Whether their mother was a homemaker or a college professor, many people dismiss the magnitude of their mother's influence on their life because the relationship was strained, emotionally painful, distant, or highly conflicted. They should consider these two vignettes:

Christina's story, thirty-seven years old: When I was growing up, my mother was an alcoholic who went to work everyday as a bookkeeper for a car dealership in town. When I was fifteen years old, I moved out of the house because I couldn't stand my mother. We didn't talk for seven years. I realized one day while driving that I spent most of my time consciously or unconsciously trying to prove my mother wrong and prove myself right. I realized that in this way I was really just as close to her as when I lived with her. I just didn't talk to her for seven years. Once I stopped fighting my mother in my head, I began to understand her much better. Now we get along better too and I appreciate her and her ability to focus at work everyday. I thought my anger was what kept me away from my mother, but it really kept me right next to her. I was completely shocked to realize how emotionally close I was to her, when I thought we were really very distant. Her drinking was her way of dealing with life and my anger was my way of dealing with her.

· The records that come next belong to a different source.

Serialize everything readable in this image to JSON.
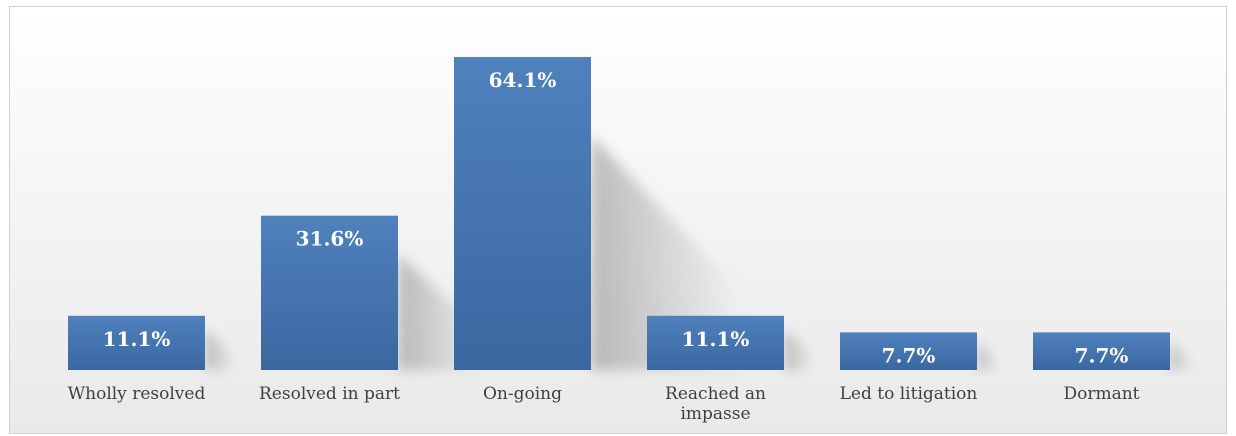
{
  "chart_data": {
    "type": "bar",
    "categories": [
      [
        "Wholly resolved"
      ],
      [
        "Resolved in part"
      ],
      [
        "On-going"
      ],
      [
        "Reached an",
        "impasse"
      ],
      [
        "Led to litigation"
      ],
      [
        "Dormant"
      ]
    ],
    "values": [
      11.1,
      31.6,
      64.1,
      11.1,
      7.7,
      7.7
    ],
    "value_labels": [
      "11.1%",
      "31.6%",
      "64.1%",
      "11.1%",
      "7.7%",
      "7.7%"
    ],
    "title": "",
    "xlabel": "",
    "ylabel": "",
    "ylim": [
      0,
      70
    ],
    "grid": false,
    "legend": "none",
    "colors": {
      "bar_top": "#4f81bd",
      "bar_bottom": "#3b67a0",
      "shadow": "#9a9a9a",
      "label_text": "#404040"
    }
  }
}
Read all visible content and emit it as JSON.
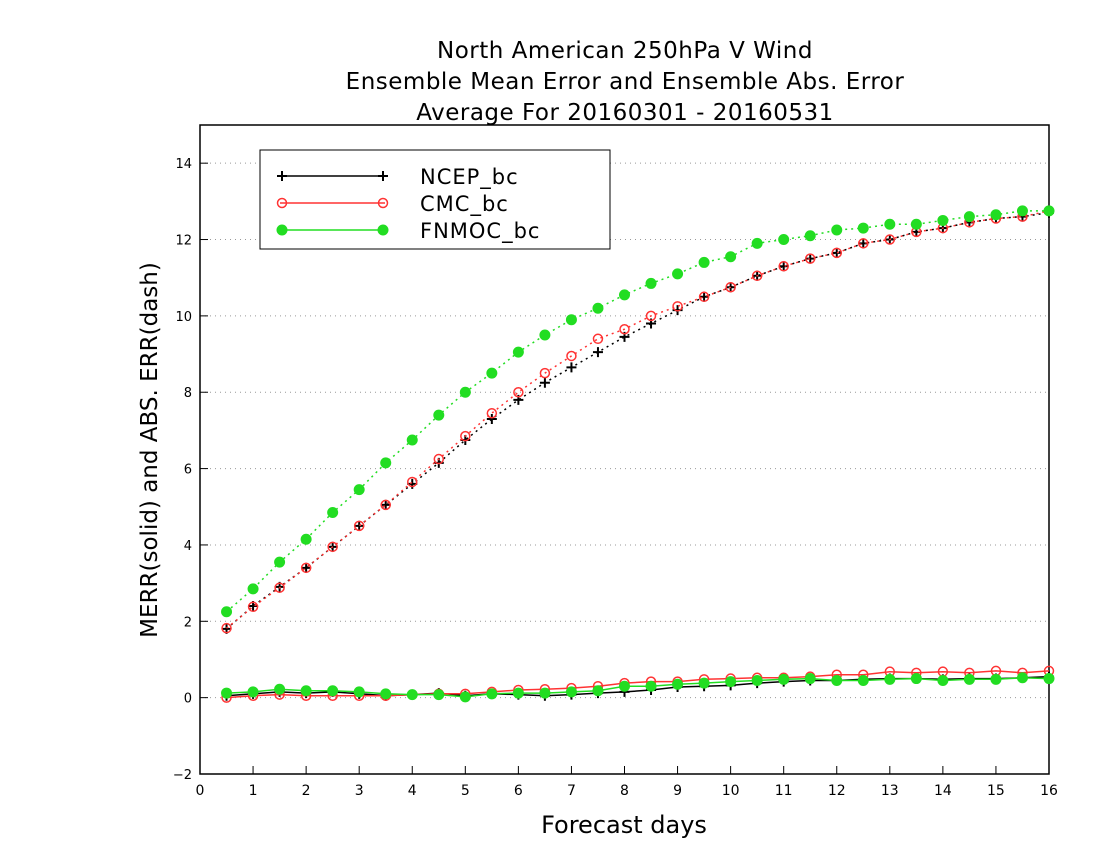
{
  "chart_data": {
    "type": "line",
    "title": [
      "North American 250hPa V Wind",
      "Ensemble Mean Error and Ensemble Abs. Error",
      "Average For 20160301 - 20160531"
    ],
    "xlabel": "Forecast days",
    "ylabel": "MERR(solid) and ABS. ERR(dash)",
    "xlim": [
      0,
      16
    ],
    "ylim": [
      -2,
      15
    ],
    "xticks": [
      0,
      1,
      2,
      3,
      4,
      5,
      6,
      7,
      8,
      9,
      10,
      11,
      12,
      13,
      14,
      15,
      16
    ],
    "yticks": [
      -2,
      0,
      2,
      4,
      6,
      8,
      10,
      12,
      14
    ],
    "grid": "horizontal dotted",
    "legend_position": "top-left",
    "x": [
      0.5,
      1,
      1.5,
      2,
      2.5,
      3,
      3.5,
      4,
      4.5,
      5,
      5.5,
      6,
      6.5,
      7,
      7.5,
      8,
      8.5,
      9,
      9.5,
      10,
      10.5,
      11,
      11.5,
      12,
      12.5,
      13,
      13.5,
      14,
      14.5,
      15,
      15.5,
      16
    ],
    "series": [
      {
        "name": "NCEP_bc",
        "color": "#000000",
        "marker": "plus",
        "merr": [
          0.05,
          0.1,
          0.15,
          0.12,
          0.15,
          0.1,
          0.05,
          0.08,
          0.12,
          0.05,
          0.1,
          0.08,
          0.05,
          0.08,
          0.12,
          0.15,
          0.2,
          0.28,
          0.3,
          0.32,
          0.38,
          0.42,
          0.45,
          0.45,
          0.48,
          0.5,
          0.5,
          0.48,
          0.5,
          0.5,
          0.52,
          0.55
        ],
        "abs_err": [
          1.8,
          2.4,
          2.9,
          3.4,
          3.95,
          4.5,
          5.05,
          5.6,
          6.15,
          6.75,
          7.3,
          7.8,
          8.25,
          8.65,
          9.05,
          9.45,
          9.8,
          10.15,
          10.5,
          10.75,
          11.05,
          11.3,
          11.5,
          11.65,
          11.9,
          12.0,
          12.2,
          12.3,
          12.45,
          12.55,
          12.6,
          12.7
        ]
      },
      {
        "name": "CMC_bc",
        "color": "#ff3333",
        "marker": "open-circle",
        "merr": [
          0.0,
          0.05,
          0.08,
          0.05,
          0.05,
          0.05,
          0.05,
          0.08,
          0.1,
          0.1,
          0.15,
          0.2,
          0.22,
          0.25,
          0.3,
          0.38,
          0.42,
          0.42,
          0.48,
          0.5,
          0.52,
          0.52,
          0.55,
          0.6,
          0.6,
          0.68,
          0.65,
          0.68,
          0.65,
          0.7,
          0.65,
          0.7
        ],
        "abs_err": [
          1.82,
          2.38,
          2.88,
          3.4,
          3.95,
          4.5,
          5.05,
          5.65,
          6.25,
          6.85,
          7.45,
          8.0,
          8.5,
          8.95,
          9.4,
          9.65,
          10.0,
          10.25,
          10.5,
          10.75,
          11.05,
          11.3,
          11.5,
          11.65,
          11.9,
          12.0,
          12.2,
          12.3,
          12.45,
          12.55,
          12.6,
          12.75
        ]
      },
      {
        "name": "FNMOC_bc",
        "color": "#22dd22",
        "marker": "filled-circle",
        "merr": [
          0.12,
          0.15,
          0.22,
          0.18,
          0.18,
          0.15,
          0.1,
          0.08,
          0.08,
          0.02,
          0.1,
          0.12,
          0.12,
          0.15,
          0.18,
          0.3,
          0.3,
          0.35,
          0.38,
          0.42,
          0.45,
          0.48,
          0.5,
          0.45,
          0.45,
          0.48,
          0.5,
          0.45,
          0.48,
          0.48,
          0.52,
          0.5
        ],
        "abs_err": [
          2.25,
          2.85,
          3.55,
          4.15,
          4.85,
          5.45,
          6.15,
          6.75,
          7.4,
          8.0,
          8.5,
          9.05,
          9.5,
          9.9,
          10.2,
          10.55,
          10.85,
          11.1,
          11.4,
          11.55,
          11.9,
          12.0,
          12.1,
          12.25,
          12.3,
          12.4,
          12.4,
          12.5,
          12.6,
          12.65,
          12.75,
          12.75
        ]
      }
    ]
  }
}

Danny's story, twenty-eight years old: I will never forget the day I heard about my mother's death. All my disappointments and frustration with her vanished in a second. I couldn't believe how my feelings immediately changed toward my mom and have never gone backwards. I always told people that we weren't close or anything alike. Now, five years after her death, I am more like my mother than I ever suspected or thought was possible. I wasn't aware growing up how much she shaped my attitudes, my personality, my emotional reactions, my parenting, my marriage, and my life. I feel bad that I spent so many years and precious time fighting with her about ridiculous stuff. Now I hear myself talking and know it is still my mother's voice in my head and heart.

Christina's and Danny's stories are far more the rule than the exception in regard to the emotional legacy of mothers. It is impossible for a child with as highly a conflicted relationship as Christina and Danny had with their mothers not to be emotionally bonded with their mother.

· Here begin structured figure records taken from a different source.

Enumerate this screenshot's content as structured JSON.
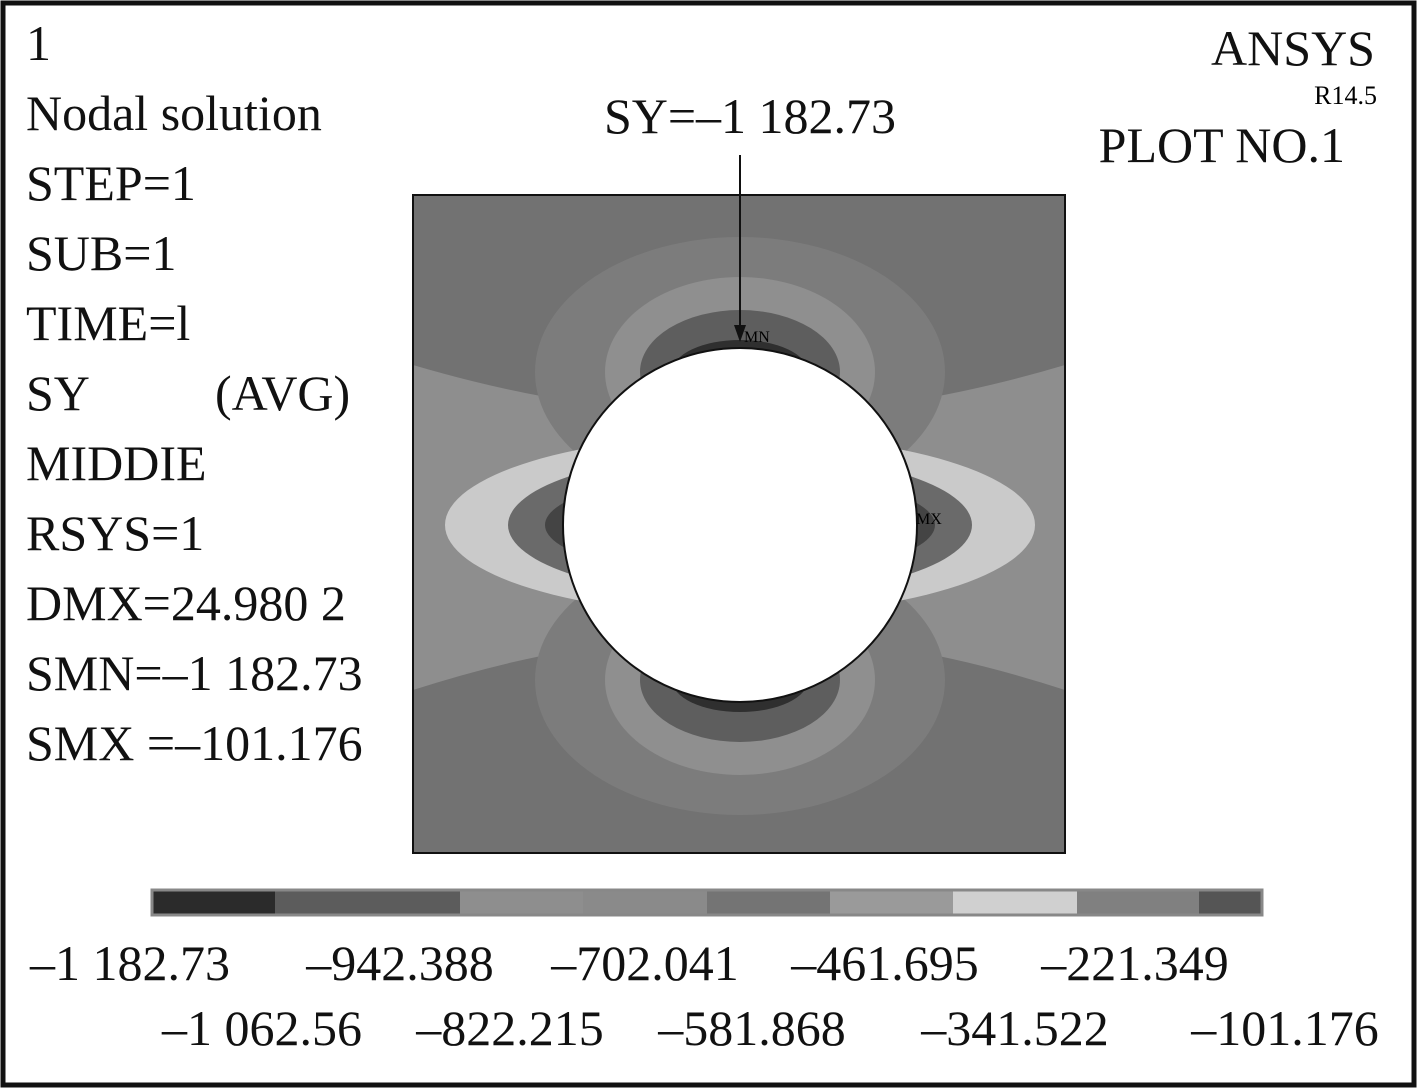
{
  "header": {
    "number": "1",
    "lines": [
      "Nodal solution",
      "STEP=1",
      "SUB=1",
      "TIME=l"
    ],
    "item": "SY",
    "avg": "(AVG)",
    "lines2": [
      "MIDDIE",
      "RSYS=1",
      "DMX=24.980 2",
      "SMN=–1 182.73",
      "SMX =–101.176"
    ]
  },
  "brand": {
    "name": "ANSYS",
    "version": "R14.5",
    "plot": "PLOT NO.1"
  },
  "annotation": "SY=–1 182.73",
  "markers": {
    "min": "MN",
    "max": "MX"
  },
  "legend": {
    "labels": [
      "–1 182.73",
      "–1 062.56",
      "–942.388",
      "–822.215",
      "–702.041",
      "–581.868",
      "–461.695",
      "–341.522",
      "–221.349",
      "–101.176"
    ]
  }
}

On the surface it may appear that you and your mother have nothing in common. Usually it is quite the opposite, and the truth is you have many things in common with your mother. The problem is that the extensive and murky overlap of thoughts and feelings between you and your mother may be unclear, and you need to sort these out. Remember, you are creating your own emotional legacy for the people in your life.

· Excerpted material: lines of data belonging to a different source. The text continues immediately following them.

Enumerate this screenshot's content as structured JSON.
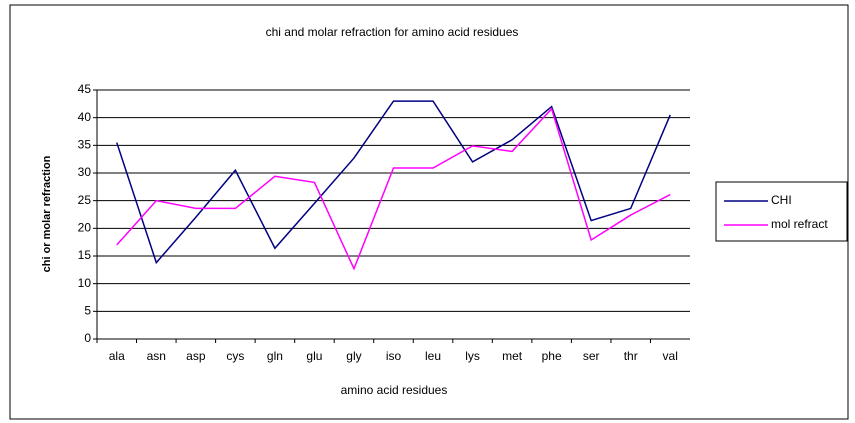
{
  "chart_data": {
    "type": "line",
    "title": "chi and molar refraction for amino acid residues",
    "x_label": "amino acid residues",
    "y_label": "chi or molar refraction",
    "categories": [
      "ala",
      "asn",
      "asp",
      "cys",
      "gln",
      "glu",
      "gly",
      "iso",
      "leu",
      "lys",
      "met",
      "phe",
      "ser",
      "thr",
      "val"
    ],
    "series": [
      {
        "name": "CHI",
        "color": "#000080",
        "values": [
          35.5,
          13.8,
          22,
          30.5,
          16.4,
          24.5,
          32.7,
          43,
          43,
          32,
          36,
          42,
          21.4,
          23.6,
          40.5
        ]
      },
      {
        "name": "mol refract",
        "color": "#ff00ff",
        "values": [
          17,
          25,
          23.6,
          23.6,
          29.4,
          28.3,
          12.7,
          30.9,
          30.9,
          34.9,
          33.9,
          41.6,
          17.9,
          22.4,
          26.1
        ]
      }
    ],
    "ylim": [
      0,
      45
    ],
    "yticks": [
      0,
      5,
      10,
      15,
      20,
      25,
      30,
      35,
      40,
      45
    ],
    "grid": true,
    "legend": "right"
  }
}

Finally, your mother may not have been the career role model, relationship model, or parenting model, or even the type of person you care to emulate. Given that, the slippery slope of anger, resentment, and bitterness may build to the point that many daughters and sons, regardless of age, fall into the trap of desperately trying to become the person their mother never was. This relationship approach is an understandable reaction to the family trauma that many children experienced growing up. There is often an edge of aggressiveness and cold-heartedness to adults who have never resolved or come to terms with who and what their mother was. In addition, they may never reconcile themselves with what happened positively and negatively in the relationship. The driving force in these sons' and daughters' lives is the complete rejection of who and what their mother was as a parent. The challenge for these adult children is overcoming the painful disappointment and disillusionment of their memories of their mother. The ability to trust others and form meaningful long-term relationships are difficult tasks for adults who have had this type of mother-child relationship.